At year’s end

Year’s end finds me doing the sorts of things I most enjoy: playing with collections, reading new stuff, listening to a wide spectrum of musics, eating/cooking wonderful food, messing with photography. Today I’ve been exploring a project on Borneo, making a database of the hundreds of albums I’ve gathered into Spotify playlists in the last 12 months, and keeping fires going in both woodstoves.

On the organizational front, I’ve just installed a new (3 TB!) Time Machine drive on my desktop computer, and done some of the housekeeping to reorganize the other backup drives that dangle from the machine. I still need a good backup strategy for the terabyte-plus of music files,

The books I’m actively working on include

A History of the Future in 100 Objects

Hild: A Novel

Swann’s Way

Only Yesterday

Dorothy Parker: What Fresh Hell Is This?

River of Shadows: Eadweard Muybridge and the Technological Wild West

Bach: Music in the Castle of Heaven

On Paper: The Everything of Its Two-Thousand-Year History

All Change (Cazalet Chronicles)

Pogo: Bona Fide Balderdash

…and just finished Still Inside: the Tony Rice Story

Other regular reading includes The New Yorker, The New York Review of Books, The Baffler, all in somewhat helter-skelter fashion. Lapham’s Quarterly will join the stable soon.

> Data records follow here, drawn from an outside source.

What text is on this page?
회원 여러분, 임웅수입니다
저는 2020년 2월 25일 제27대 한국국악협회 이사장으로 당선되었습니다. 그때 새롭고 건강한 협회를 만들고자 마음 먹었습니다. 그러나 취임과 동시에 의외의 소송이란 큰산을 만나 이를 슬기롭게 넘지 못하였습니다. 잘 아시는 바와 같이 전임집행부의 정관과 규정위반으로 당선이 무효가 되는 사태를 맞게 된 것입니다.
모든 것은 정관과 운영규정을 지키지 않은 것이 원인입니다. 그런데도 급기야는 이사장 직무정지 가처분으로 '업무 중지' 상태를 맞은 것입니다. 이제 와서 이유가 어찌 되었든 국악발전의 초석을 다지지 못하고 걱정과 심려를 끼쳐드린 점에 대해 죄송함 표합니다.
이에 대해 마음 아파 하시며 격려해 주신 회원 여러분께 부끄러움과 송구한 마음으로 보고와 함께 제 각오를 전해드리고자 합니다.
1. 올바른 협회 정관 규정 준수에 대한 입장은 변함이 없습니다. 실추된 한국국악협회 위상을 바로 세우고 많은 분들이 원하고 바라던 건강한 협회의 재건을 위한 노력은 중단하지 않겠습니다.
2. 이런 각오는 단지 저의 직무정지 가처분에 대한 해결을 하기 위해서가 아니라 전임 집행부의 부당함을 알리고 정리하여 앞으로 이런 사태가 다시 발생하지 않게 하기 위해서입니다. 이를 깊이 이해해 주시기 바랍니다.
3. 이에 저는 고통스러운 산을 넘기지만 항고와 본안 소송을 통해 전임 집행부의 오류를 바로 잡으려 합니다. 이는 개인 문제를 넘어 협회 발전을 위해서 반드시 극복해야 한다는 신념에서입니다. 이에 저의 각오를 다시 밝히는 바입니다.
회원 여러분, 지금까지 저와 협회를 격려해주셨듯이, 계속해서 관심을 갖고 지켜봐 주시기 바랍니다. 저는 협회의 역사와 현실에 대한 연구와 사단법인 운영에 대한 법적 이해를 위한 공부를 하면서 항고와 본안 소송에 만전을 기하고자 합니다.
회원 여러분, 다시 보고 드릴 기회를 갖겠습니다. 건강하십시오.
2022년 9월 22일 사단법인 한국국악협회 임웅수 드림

The Borneo project began as a waking dream about a week ago, as I found myself thinking about how I would teach a class centered on that always-fascinating corner of the world, with which my life has been entangled for about 50 years. Nobody wants such a course, but it’s been an interesting Gedankenexperiment to rehearse how I’d go about it. And almost needless to say, it’s as much a matter of how to approach the study of anyplace as an essay upon the island itself. And so (especially as I’ve been going to sleep) I’ve been turning over what I know (and what I’d like to know more about) in realms of geography and history and ethnology and trade and hydrology and ecology and demography and politics and musics and arts and epidemiology and agriculture and development and… A couple of days ago I spent a few hours interrogating JSTOR for articles on Kalimantan, from which I downloaded 20 or so, and I’ve been reading those, extracting juicy bits that fit into my evolving narrative, and starting to collect a bibliography of sources that I could get to at Harvard if I spent a day or so in those familiar libraries. This phase of information gathering is all very familiar territory, from years of teaching and preparing to teach, and even without any prospective audience it seems a constructive thing to be doing.

It’s been a very productive year for photography, and I’m anticipating a lot more in 2014. The just-acquired iPhone 5s has a remarkable camera, and my new Nikon D610 oozes potential too. And of course there are still a great many old negatives awaiting digitization. The question of audience continues to not trouble me: I’m content to put photos up on Flickr, and have no grander ambitions along the lines of gallery display or publication.

Just what to do with the music resources continues to baffle me. I’d love to share what I have with like-minded others, and I’d certainly like to expand my circle of musical acquaintances, but I don’t see pathways to either of those ends. I’ve made a list of the year’s Spotify playlists, which offers a glimpse at what I’ve been listening to in that medium.